Chinese intellectuals executed in 1898

Six gentlemen of the Hundred Days' Reform (戊戌六君子 (Wùxū liù jūnzǐ)), also known as Six gentlemen of Wuxu, were a group of six Chinese intellectuals whom the Empress Dowager Cixi had arrested and executed for their attempts to implement the Hundred Days' Reform. The most vocal and prominent member in the group of six was Tan Sitong. Kang Guangren was notable as the younger brother of the reformist leader Kang Youwei. These executions were a part of the large purge in which about 30 men were arrested, imprisoned, dismissed from office, or banished. In many cases the family members of these men were arrested as well.

On September 21, 1898, after growing intolerance of the Guangxu Emperor's hundred days' reform, Cixi and Ronglu successfully attempted a coup d'état in which all substantive power was taken from the Guangxu Emperor and assumed by Cixi, and the six reformers influencing Guangxu were arrested. The traditional view is that Cixi was the main instigator of these executions. However, evidence has surfaced that the conservative "Iron Hat" faction might have threatened her by having a Chinese-Muslim army close to Beijing.

==Beheaded==
The six gentlemen stood trial on 28 September 1898 and were beheaded at Caishikou in Beijing on the same day without being tried by the Ministry of Justice.
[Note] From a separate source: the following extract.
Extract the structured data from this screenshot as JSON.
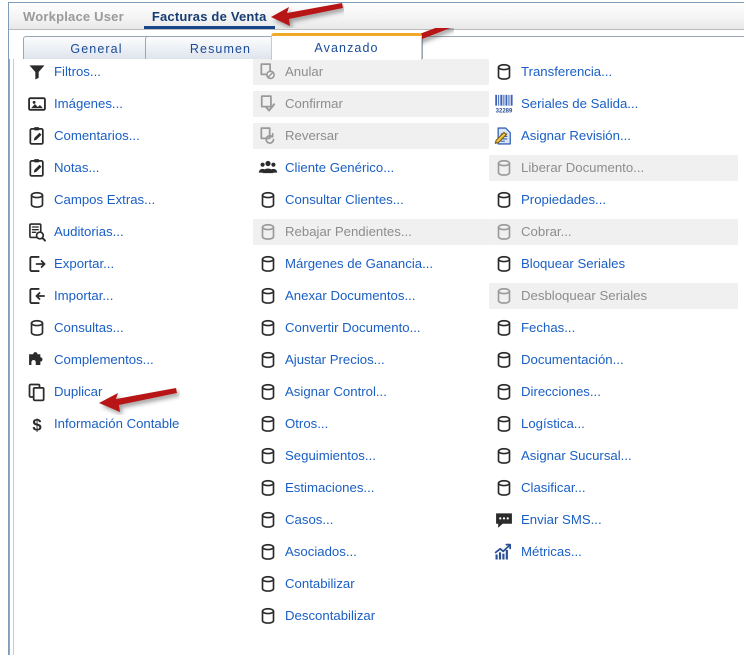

However, biographer Jung Chang noted that Empress Dowager's action was also motivated by the assassination threat toward her. Yang Rui was said to be innocent, but four of the six were among the conspirators, including Yang Shenxiu who proposed the plan to infiltrate Cixi's resident. The assassination plan was concealed for a long time until the testimony of the man named Bi, who was ordered to kill Cixi but managed to escape, was revealing the plot to kill Cixi. The testimony was found in Japanese archives in the 1980s. Kang Youwei managed to escape to Japan, and he also spread stories to vilify Cixi. Jung Chang wrote that Kang Youwei was a "master propagandist".

The six were beheaded in the following order: Kang Guangren (康广仁), Tan Sitong, Lin Xu, Yang Shenxiu (杨深秀), Yang Rui (杨锐), and Liu Guangdi.